The most probable path is x which minimizes S(x).

Computation of the MPP

The following discretization scheme is used in the computation. Given the time interval [T1, T2] of the trajectory, the time interval is divided into N equal subintervals to form a mesh,

$${T}_{1}={t}_{1} < {t}_{2} < \ldots < {t}_{N+1}={T}_{2}\,,$$
(13)

D is set as identity matrix I. The action functional of path x(t) is approximated by the discretization,

$${S}_{{T}_{1}{T}_{2}}(x(t))=\frac{1}{4}\Delta t\mathop{\sum }\limits_{k=1}^{N}\mathop{\sum }\limits_{i=1}^{M}{\Vert \frac{{x}_{i}^{k+1}-{x}_{i}^{k}}{\Delta t}-\frac{{f}_{i}^{k+1}+{f}_{i}^{k}}{2}\Vert }^{2}.$$
(14)

The minima of the action functional are found using fminunc in MATLAB. The line segments connecting the initial states and terminal states are used as initial paths. T = 10 and N = 100 were used. We checked that larger T and N don’t significantly change the values with deviations smaller than 0.01, indicating the convergence of the results.

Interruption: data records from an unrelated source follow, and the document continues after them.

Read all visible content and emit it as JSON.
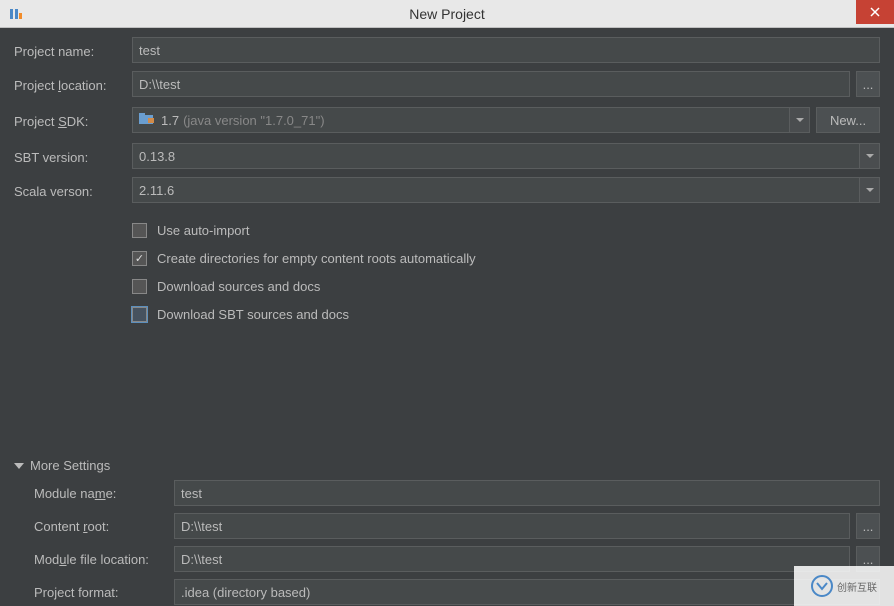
{
  "window": {
    "title": "New Project"
  },
  "labels": {
    "project_name": "Project name:",
    "project_location_pre": "Project ",
    "project_location_u": "l",
    "project_location_post": "ocation:",
    "project_sdk_pre": "Project ",
    "project_sdk_u": "S",
    "project_sdk_post": "DK:",
    "sbt_version": "SBT version:",
    "scala_version": "Scala verson:",
    "more_settings": "More Settings",
    "module_name_pre": "Module na",
    "module_name_u": "m",
    "module_name_post": "e:",
    "content_root_pre": "Content ",
    "content_root_u": "r",
    "content_root_post": "oot:",
    "module_file_pre": "Mod",
    "module_file_u": "u",
    "module_file_post": "le file location:",
    "project_format": "Project format:"
  },
  "values": {
    "project_name": "test",
    "project_location": "D:\\\\test",
    "sdk_main": "1.7",
    "sdk_detail": "(java version \"1.7.0_71\")",
    "sbt_version": "0.13.8",
    "scala_version": "2.11.6",
    "module_name": "test",
    "content_root": "D:\\\\test",
    "module_file_location": "D:\\\\test",
    "project_format": ".idea (directory based)"
  },
  "buttons": {
    "browse": "...",
    "new": "New..."
  },
  "checks": {
    "auto_import": "Use auto-import",
    "create_dirs": "Create directories for empty content roots automatically",
    "download_sources": "Download sources and docs",
    "download_sbt": "Download SBT sources and docs"
  },
  "watermark": "创新互联"
}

Single-cell expression data analysis

The single-cell gene expression datasets were used to validate the model predictions. The predicted core TF expression statuses of pancreatic cell states were used as a reference to classify the cell types. The heatmaps were generated using R software. Package pheatmap and tsne were used. Exp = Count + 1 when analyzing murine pancreatic cell dataset, and Exp = TPM + 1 when analyzing the adult acinar cell dataset and the mouse islet endocrine α/β cell dataset.